In a major move reported by Bloomberg News, Chinese airlines have been instructed to stop receiving new Boeing aircraft deliveries. This decision comes in direct response to the United States imposing steep 145% tariffs on Chinese imports.
Following the news, Boeing’s stock took a hit—dropping 3.72% in pre-market trading just before 7 a.m. EST.
Boeing, a leading U.S. exporter serving over 150 countries, had delivered 18 aircraft this year to nine different Chinese carriers. Looking ahead, China’s top three airlines—Air China, China Eastern, and China Southern—were slated to receive a total of 179 Boeing jets between 2025 and 2027. Those plans now hang in uncertainty.
Despite these tensions, Boeing still views China as a key market for growth. However, the country remains dominated by European rival Airbus, adding further pressure to Boeing’s position in the region.

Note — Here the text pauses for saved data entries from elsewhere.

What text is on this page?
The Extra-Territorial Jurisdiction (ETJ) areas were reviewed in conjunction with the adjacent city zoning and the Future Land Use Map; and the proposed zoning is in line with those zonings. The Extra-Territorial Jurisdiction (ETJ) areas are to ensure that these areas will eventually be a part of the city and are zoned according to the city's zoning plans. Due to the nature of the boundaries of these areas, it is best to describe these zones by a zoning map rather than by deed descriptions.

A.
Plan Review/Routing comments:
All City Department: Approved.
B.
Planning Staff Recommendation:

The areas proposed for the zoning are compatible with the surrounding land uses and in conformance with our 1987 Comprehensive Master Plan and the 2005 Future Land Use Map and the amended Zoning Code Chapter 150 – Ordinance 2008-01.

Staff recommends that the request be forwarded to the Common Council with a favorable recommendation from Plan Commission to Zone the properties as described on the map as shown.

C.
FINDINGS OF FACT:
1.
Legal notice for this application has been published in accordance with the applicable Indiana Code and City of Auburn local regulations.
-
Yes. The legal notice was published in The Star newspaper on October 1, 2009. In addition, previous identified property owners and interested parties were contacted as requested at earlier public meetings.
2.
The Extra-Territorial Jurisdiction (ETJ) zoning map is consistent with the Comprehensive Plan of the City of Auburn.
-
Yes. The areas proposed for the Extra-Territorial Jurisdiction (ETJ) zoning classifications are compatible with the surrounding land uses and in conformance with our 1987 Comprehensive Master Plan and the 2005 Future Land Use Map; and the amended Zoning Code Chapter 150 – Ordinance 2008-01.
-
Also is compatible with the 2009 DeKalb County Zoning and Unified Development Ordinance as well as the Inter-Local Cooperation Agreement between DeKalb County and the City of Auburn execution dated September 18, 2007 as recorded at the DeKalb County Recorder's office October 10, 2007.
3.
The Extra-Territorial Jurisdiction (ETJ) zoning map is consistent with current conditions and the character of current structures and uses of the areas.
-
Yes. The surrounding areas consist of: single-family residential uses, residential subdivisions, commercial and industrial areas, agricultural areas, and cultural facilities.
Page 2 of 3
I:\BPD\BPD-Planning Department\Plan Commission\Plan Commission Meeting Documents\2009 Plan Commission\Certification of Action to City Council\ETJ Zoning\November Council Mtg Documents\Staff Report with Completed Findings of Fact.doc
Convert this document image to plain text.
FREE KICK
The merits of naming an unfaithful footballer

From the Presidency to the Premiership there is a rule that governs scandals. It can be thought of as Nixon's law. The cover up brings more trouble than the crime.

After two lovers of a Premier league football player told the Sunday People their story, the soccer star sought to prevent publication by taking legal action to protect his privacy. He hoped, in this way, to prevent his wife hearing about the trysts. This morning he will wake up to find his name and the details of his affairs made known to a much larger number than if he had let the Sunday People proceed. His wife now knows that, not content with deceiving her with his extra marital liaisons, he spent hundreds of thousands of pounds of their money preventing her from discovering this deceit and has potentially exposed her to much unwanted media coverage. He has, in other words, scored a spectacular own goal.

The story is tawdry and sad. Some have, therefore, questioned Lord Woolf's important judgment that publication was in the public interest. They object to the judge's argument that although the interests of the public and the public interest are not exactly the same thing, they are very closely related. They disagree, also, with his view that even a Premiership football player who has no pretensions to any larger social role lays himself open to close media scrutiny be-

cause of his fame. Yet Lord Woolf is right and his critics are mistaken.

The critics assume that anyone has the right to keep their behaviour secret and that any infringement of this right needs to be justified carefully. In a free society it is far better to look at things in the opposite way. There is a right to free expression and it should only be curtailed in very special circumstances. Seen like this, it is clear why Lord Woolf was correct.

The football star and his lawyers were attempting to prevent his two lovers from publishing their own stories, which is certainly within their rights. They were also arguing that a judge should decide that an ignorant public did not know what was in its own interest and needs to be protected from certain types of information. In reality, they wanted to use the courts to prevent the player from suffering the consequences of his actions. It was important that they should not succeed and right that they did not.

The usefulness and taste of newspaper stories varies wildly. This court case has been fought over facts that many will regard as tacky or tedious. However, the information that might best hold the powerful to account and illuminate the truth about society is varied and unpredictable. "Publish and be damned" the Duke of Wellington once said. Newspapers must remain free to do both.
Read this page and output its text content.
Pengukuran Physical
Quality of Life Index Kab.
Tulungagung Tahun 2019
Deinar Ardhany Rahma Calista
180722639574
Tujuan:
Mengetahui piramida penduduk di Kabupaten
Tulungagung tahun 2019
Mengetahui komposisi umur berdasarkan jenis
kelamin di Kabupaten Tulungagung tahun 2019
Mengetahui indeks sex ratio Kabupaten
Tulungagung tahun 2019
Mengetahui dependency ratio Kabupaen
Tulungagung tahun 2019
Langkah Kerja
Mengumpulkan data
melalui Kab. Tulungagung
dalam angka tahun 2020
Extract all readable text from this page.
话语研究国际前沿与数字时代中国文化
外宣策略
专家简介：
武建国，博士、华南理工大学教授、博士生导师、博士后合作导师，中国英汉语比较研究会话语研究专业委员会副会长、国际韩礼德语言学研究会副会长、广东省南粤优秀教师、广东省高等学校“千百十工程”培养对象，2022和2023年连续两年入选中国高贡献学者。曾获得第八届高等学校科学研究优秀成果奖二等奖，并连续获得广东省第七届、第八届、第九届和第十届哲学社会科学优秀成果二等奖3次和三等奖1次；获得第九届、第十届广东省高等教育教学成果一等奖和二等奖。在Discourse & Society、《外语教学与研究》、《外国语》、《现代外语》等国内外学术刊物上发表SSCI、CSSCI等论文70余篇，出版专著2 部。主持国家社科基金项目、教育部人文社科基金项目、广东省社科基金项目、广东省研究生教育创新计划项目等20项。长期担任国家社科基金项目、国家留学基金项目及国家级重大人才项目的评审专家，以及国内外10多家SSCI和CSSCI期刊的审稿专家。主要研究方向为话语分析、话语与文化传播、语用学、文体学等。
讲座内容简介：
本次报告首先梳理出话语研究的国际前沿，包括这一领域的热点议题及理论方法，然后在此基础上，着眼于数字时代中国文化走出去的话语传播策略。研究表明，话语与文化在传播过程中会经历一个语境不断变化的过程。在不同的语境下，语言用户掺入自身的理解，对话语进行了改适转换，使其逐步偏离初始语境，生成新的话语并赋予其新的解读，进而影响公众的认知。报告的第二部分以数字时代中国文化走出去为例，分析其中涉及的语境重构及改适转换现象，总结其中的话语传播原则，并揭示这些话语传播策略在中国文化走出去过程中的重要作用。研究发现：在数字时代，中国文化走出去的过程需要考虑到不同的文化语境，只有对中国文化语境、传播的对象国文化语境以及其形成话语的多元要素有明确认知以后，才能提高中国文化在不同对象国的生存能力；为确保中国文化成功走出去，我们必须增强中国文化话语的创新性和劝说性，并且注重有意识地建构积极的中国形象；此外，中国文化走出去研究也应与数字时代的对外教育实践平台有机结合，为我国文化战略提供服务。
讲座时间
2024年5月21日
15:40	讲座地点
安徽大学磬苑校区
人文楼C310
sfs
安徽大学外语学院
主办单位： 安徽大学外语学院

According to the Bloomberg report, Beijing has also told domestic airlines to stop purchasing aircraft parts and equipment from U.S. companies. This move could sharply increase maintenance costs for the current Boeing fleet operating in China. To cushion the impact, the Chinese government is reportedly exploring support measures for airlines leasing Boeing aircraft and dealing with rising operational costs.
This development is the latest in a long-standing tariff standoff between the U.S. and China, initially sparked during President Donald Trump’s administration. While Trump has indicated he’s comfortable with the new tariffs and hinted that a deal might be within reach, no agreement has been finalized yet.
If the 125% duty remains in place, the cost of purchasing Boeing jets will skyrocket—making them significantly less attractive to Chinese carriers. This may push airlines to explore alternatives like Airbus or turn to domestic manufacturers such as COMAC.